Power Method (Largest Eigen Value & Vector) Python Program

Real world applications of science and engineering requires to calculate numerically the largest or dominant Eigen value and corresponding Eigen vector. There are different methods like Cayley-Hamilton method, Power Method etc.
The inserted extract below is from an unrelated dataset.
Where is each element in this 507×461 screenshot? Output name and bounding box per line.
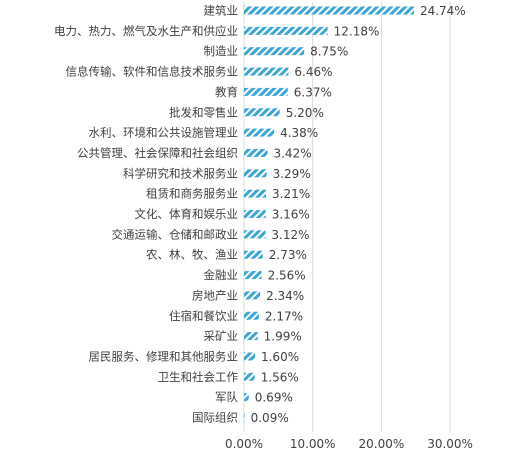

Out of these methods, Power Method follows iterative approach and is quite convenient and well suited for implementing on computer.

In this tutorial, we are going to implement Power Method to calculate dominant or largest Eigen Value & corresponding Eigen Vector in python programming language.

# Power Method to Find Largest Eigen Value and Eigen Vector
# Importing NumPy Library
import numpy as np
import sys

# Reading order of matrix
n = int(input('Enter order of matrix: '))

# Making numpy array of n x n size and initializing 
# to zero for storing matrix
a = np.zeros((n,n))

# Reading matrix
print('Enter Matrix Coefficients:')
for i in range(n):
    for j in range(n):
        a[i][j] = float(input( 'a['+str(i)+']['+ str(j)+']='))

# Making numpy array n x 1 size and initializing to zero
# for storing initial guess vector
x = np.zeros((n))

# Reading initial guess vector
print('Enter initial guess vector: ')
for i in range(n):
    x[i] = float(input( 'x['+str(i)+']='))

# Reading tolerable error
tolerable_error = float(input('Enter tolerable error: '))

# Reading maximum number of steps
max_iteration = int(input('Enter maximum number of steps: '))

# Power Method Implementation
lambda_old = 1.0
condition =  True
step = 1
while condition:
    # Multiplying a and x
    x = np.matmul(a,x)
    
    # Finding new Eigen value and Eigen vector
    lambda_new = max(abs(x))
    
    x = x/lambda_new
    
    # Displaying Eigen value and Eigen Vector
    print('\nSTEP %d' %(step))
    print('----------')
    print('Eigen Value = %0.4f' %(lambda_new))
    print('Eigen Vector: ')
    for i in range(n):
        print('%0.3f\t' % (x[i]))
    
    # Checking maximum iteration
    step = step + 1
    if step > max_iteration:
        print('Not convergent in given maximum iteration!')
        break
    
    # Calculating error
    error = abs(lambda_new - lambda_old)
    print('errror='+ str(error))
    lambda_old = lambda_new
    condition = error > tolerable_error

Output

Enter order of matrix: 2
Enter Matrix Coefficients:
a[0][0]=5
a[0][1]=4
a[1][0]=1
a[1][1]=2
Enter initial guess vector: 
x[0]=1
x[1]=1
Enter tolerable error: 0.001
Enter maximum number of steps: 10

STEP 1
----------
Eigen Value = 9.0000
Eigen Vector: 
1.000	
0.333	
errror=8.0

STEP 2
----------
Eigen Value = 6.3333
Eigen Vector: 
1.000	
0.263	
errror=2.666666666666667

STEP 3
----------
Eigen Value = 6.0526
Eigen Vector: 
1.000	
0.252	
errror=0.2807017543859649

STEP 4
----------
Eigen Value = 6.0087
Eigen Vector: 
1.000	
0.250	
errror=0.04393592677345559

STEP 5
----------
Eigen Value = 6.0014
Eigen Vector: 
1.000	
0.250	
errror=0.007248474171017705

STEP 6
----------
Eigen Value = 6.0002
Eigen Vector: 
1.000	
0.250	
errror=0.0012060398307225384

STEP 7
----------
Eigen Value = 6.0000
Eigen Vector: 
1.000	
0.250	
errror=0.00020095009195664204